Gimme Fuel Gimme Fire
Laced throughout the film is the completely necessary humor. In a story like this, it would risk running into Requiem For A Dream territory without some sort of break for the audience. Even Uncut Gems and it’s frenetic pace and anxiety inducing plot gave the audience some sort of break. Cherry does the same. Throughout there are small moments that are legitimately laugh out loud. Some are in the dark humor category, but some like Michael Gandolfini’s Cousin Joe asking to “punch this guy in the dick” twice, made me legitimately laugh.
The other scenes are when Cherry breaks the fourth wall and speaks directly to the audience. Like when he’s in Basic Training or one of the many bank robbery scenes. In particular the one with “a lady who looked like Janet Reno” is humorous. Some of the small things like Doctor’s names being “Dr. Whoever” or banks names being “Shitty Banks” or “Bank Fucks America” add to everything. The humor isn’t overused here though. Cherry ends up using just the right amount to keep the audience invested, engaged, and dare I say, to root for our main character.
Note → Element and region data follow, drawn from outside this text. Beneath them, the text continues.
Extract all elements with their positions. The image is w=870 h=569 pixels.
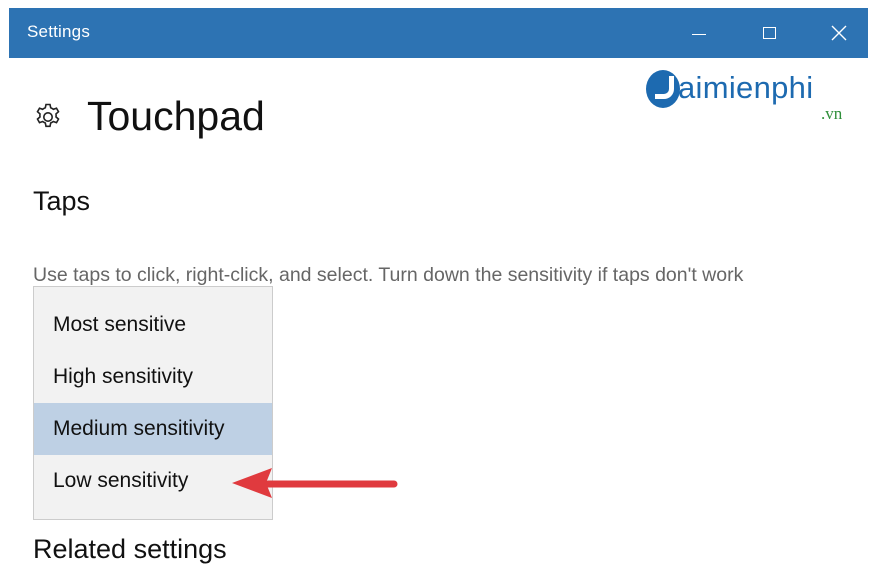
red-arrow-icon: [232, 468, 398, 498]
page-title: Touchpad: [87, 93, 265, 139]
option-high-sensitivity[interactable]: High sensitivity: [34, 351, 272, 403]
section-heading-taps: Taps: [33, 186, 91, 216]
close-button[interactable]: [807, 8, 870, 58]
logo-badge-icon: [646, 70, 680, 108]
logo-tld: .vn: [821, 104, 843, 123]
maximize-button[interactable]: [737, 8, 801, 58]
maximize-icon: [762, 27, 776, 39]
close-icon: [831, 25, 847, 41]
settings-window: Settings Touchpad aimienphi .vn Taps Use…: [0, 0, 870, 569]
minimize-icon: [692, 33, 706, 35]
watermark-logo: aimienphi .vn: [643, 66, 865, 126]
gear-icon: [36, 103, 60, 127]
window-title: Settings: [27, 22, 91, 41]
page-header: Touchpad: [33, 96, 265, 137]
logo-wordmark: aimienphi: [678, 70, 814, 105]
option-most-sensitive[interactable]: Most sensitive: [34, 299, 272, 351]
title-bar[interactable]: Settings: [9, 8, 868, 58]
minimize-button[interactable]: [667, 8, 731, 58]
section-heading-related-settings: Related settings: [33, 534, 227, 564]
option-medium-sensitivity[interactable]: Medium sensitivity: [34, 403, 272, 455]
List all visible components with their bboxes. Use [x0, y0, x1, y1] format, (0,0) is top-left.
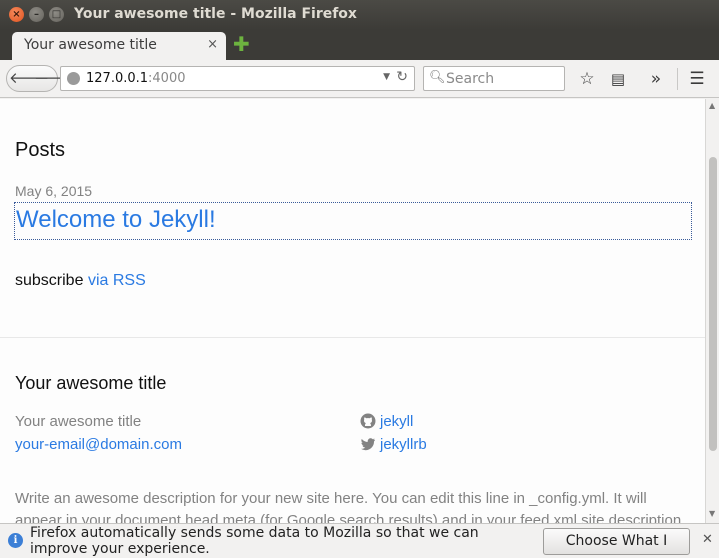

Part of that is the performance by Holland. He’s vulnerable, he’s likeable, and you want to root for him. It comes back to the choices that his character makes in the film. You just want him to get it right, to turn things around. And it never happens.
Hello From The Gutter
Overall, Cherry is a great film that is barely weighed down by a bit of bloat. That bloat doesn’t destroy the film’s potential and it’s held back up by the performances of it’s two leads in Tom Holland and Ciara Bravo. Surrounding them is a cast of people who are either victims of circumstance or just plain horrible people. The hinges of society that are supposed to help people like Cherry are broken and it all culminates in a logical ending. The ending of the film is poignant. It’s a classic use of the Screenwriting adage to “show, don’t tell”. You get all you need to know with little dialogue from anyone.
It’s a film that walks the fine line of making you think, care, and want change for the systems that we trust in. People like Cherry and Emily should never be corrupted by the use of drugs and substances, but the institutions in place don’t allow everyone to get help. That’s the core tenet of this film and the one that you’ll be left with after watching.
It’s not a film that I’ll want to put on whenever I’m feeling down, but it’s one that sticks with you long after you’ve finished it.
Cherry hits theaters on February 26th and is available to stream on Apple TV+ on March 12th.